Malaysia’s remarkable and rapid economic growth from the 80s had contributed to the stunning rise of a capital. Malaysia has shifted its economy to manufacturing and other sectors, and has been less reliant on the agriculture and mining sectors.

Malaysia was following the footsteps of other regional countries like Singapore and Taiwan, and began to embrace the industrial sector. That move had propelled Malaysia into the most stunning growth period in its history.

Investments poured into the country, especially in heavy industries, manufacturing, and high-tech and semi-conductors sectors. In the span of a few years, these sectors had become the country’s main export, creating jobs, and contributing to the growth and wellbeing of the people.

Malaysia’s GDP grew consistently above 7% in the 1980s and the 1990s, From 1988 to 1996, Malaysia’s economy expanded at a stunning 8%, pushing the country to become one of the “Asian Tigers”.

For the first time, other nations had turned to Malaysia for guidance in transforming their economy from an agriculture-based country to a fast and rapidly growing economy.

The economic growth has boosted wealth. Businesses prospered. Investments in infrastructure grew at a phenomenal rate. And KL had benefitted from this boom period more than any other locations in the nation.

KL’s rapid modernisation has resulted in skyscrapers lining the landscape. Empty plots have been replaced with modern, forwardthinking developments.

New developments are taking shape — more corporate and business towers, shopping complexes, hotels and other structures are being built to meet the rising demand.
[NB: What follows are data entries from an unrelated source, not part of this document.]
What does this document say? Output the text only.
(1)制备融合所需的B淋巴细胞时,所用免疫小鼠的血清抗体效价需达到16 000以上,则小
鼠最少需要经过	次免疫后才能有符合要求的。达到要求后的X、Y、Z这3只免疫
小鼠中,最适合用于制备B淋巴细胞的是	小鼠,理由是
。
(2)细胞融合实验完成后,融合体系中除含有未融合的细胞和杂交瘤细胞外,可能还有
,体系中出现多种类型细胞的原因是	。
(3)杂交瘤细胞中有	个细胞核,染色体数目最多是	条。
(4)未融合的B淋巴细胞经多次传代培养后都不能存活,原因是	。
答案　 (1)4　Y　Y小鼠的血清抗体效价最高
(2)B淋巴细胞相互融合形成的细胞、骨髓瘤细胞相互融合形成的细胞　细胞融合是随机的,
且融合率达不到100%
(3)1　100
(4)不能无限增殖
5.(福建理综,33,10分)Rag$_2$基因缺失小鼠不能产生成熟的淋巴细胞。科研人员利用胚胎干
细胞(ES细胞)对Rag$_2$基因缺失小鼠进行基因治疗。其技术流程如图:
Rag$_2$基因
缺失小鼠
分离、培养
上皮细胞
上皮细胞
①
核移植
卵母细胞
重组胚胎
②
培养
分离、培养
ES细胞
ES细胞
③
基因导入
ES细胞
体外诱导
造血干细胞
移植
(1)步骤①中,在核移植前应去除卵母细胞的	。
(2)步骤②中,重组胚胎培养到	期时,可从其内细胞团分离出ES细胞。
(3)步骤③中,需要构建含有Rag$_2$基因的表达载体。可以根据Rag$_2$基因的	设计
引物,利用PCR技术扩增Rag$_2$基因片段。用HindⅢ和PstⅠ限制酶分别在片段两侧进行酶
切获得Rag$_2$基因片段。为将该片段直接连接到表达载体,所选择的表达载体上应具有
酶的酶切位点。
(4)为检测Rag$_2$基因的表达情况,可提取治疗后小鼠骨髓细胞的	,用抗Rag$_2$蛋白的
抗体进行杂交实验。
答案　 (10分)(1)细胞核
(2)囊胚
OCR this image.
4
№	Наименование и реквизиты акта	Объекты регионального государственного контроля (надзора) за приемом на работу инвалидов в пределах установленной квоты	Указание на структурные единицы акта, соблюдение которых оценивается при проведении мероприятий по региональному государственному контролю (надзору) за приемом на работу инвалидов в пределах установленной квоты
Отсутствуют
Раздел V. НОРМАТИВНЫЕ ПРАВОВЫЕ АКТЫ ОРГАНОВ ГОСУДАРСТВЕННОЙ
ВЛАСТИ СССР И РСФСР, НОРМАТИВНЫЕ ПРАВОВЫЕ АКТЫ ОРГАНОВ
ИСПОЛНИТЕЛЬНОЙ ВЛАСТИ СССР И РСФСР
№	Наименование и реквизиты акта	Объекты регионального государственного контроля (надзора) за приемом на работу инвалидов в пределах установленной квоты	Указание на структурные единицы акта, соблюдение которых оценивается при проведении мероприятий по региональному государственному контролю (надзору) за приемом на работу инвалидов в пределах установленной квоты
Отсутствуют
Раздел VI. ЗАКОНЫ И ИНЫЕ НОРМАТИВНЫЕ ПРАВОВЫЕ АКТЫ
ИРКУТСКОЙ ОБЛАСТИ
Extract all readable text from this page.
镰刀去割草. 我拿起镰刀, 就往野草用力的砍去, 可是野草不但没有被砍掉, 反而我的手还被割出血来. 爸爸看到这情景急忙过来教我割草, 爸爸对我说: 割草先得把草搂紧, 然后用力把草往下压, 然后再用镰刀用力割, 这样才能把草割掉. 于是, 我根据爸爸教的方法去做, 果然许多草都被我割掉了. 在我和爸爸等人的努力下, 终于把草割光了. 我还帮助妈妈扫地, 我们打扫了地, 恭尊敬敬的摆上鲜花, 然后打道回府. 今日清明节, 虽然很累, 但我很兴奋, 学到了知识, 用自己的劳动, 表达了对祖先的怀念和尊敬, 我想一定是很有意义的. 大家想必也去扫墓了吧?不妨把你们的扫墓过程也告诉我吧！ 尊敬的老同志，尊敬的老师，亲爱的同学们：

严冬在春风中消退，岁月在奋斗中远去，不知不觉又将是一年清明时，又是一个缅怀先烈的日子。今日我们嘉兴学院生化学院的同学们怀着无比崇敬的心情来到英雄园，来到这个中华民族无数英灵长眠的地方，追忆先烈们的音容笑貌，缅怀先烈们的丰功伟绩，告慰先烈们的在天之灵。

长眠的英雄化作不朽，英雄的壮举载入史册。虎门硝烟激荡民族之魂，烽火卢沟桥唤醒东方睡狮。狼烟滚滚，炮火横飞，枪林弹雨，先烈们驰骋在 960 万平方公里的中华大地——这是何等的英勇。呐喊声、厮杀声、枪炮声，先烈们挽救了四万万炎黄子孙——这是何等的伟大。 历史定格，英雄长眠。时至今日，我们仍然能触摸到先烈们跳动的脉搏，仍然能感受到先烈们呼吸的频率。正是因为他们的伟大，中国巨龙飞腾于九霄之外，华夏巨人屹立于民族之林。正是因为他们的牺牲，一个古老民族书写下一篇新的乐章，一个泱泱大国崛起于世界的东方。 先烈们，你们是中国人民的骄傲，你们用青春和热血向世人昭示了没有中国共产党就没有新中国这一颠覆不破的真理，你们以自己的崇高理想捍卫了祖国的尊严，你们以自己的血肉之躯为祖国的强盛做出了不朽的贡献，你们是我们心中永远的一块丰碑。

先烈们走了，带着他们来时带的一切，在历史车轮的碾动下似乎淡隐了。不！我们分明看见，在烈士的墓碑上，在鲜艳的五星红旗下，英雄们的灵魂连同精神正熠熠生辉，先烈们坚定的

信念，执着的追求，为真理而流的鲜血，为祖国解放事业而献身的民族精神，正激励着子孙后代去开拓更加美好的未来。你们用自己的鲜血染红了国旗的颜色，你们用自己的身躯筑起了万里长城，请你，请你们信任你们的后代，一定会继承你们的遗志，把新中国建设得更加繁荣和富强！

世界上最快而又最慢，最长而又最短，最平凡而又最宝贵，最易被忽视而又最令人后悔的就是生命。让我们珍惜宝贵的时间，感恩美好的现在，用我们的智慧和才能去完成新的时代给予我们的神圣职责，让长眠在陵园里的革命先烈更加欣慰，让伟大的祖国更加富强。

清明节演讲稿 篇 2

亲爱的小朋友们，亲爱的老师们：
Malaysia, and KL in particular, stamped its mark on the world map with the Petronas Twin Towers, the then tallest building in the world. The towers remain to be the tallest twin towers on the planet until today.

Completion of the twin towers had been the start for the megastructure revolution which saw more of such skyscrappers filling the country’s capital.

The monuments — which had transformed the small mining town into a modern cosmopolitan — include the Dayabumi Complex, KL Tower, Maxis Tower, Maybank Tower, Petronas Tower 3, Menara Multi Purpose, Telekom Tower, Vista Tower, Ilham Tower, Istana Budaya and KL Sentral. All these structures have added to KL’s modenisation into the 21st century.

This year, the Exchange 106 will become the tallest-standing structure in Malaysia. Constructed within the Tun Razak Exchange district, the nation’s complete financial district, the 106-floor Exchange 106 will be topped with a 48m illuminated crown that takes the tower to a maximum height of 492m

In two years’ time, the under-construction Merdeka PNB118, a 610m skyscraper estimated to cost about RM5 billion, will be the tallest building in Malaysia and will become the latest megastructure in the KL city centre.

A Global City for the World to See

The spectrum of business, social and recreational, and entertainment activities have added to KL’s prominence. More than just a capital, KL has become a global attraction. Millions of Malaysians and foreigners enter the capital every day, whether to work, transact business or for leisure.

KL’s uniqueness and the completeness of its offerings had made the cosmopolitan among the top 10 most visited cities in the world, putting the capital on Peninsular Malaysia in the group of elite cities like Hong Kong, London, Singapore, Paris, New York and Shenzhen.

In Euromonitor International’s Top 100 City Destinations Ranking 2017 Edition, KL has been bunched together among the top 10 most visited cities, with 12.3 million foreigners making their journey into the capital last year.

Forbes magazine has rated KL as the eighth most visited cities in 2017 based on the Mastercard Global Destination Cities Index for 2017. KL stands together with the great cities of the world which include Paris, London and New York.

More and more people are expected to make KL their preferred destination. Structures like the Merdeka PNB118 and Exchange 106 will become new landmarks to the city’s attraction as an alpha city of the world. For many, it will be more than just a symbol of freedom; it would be the testament of a nation coming of age.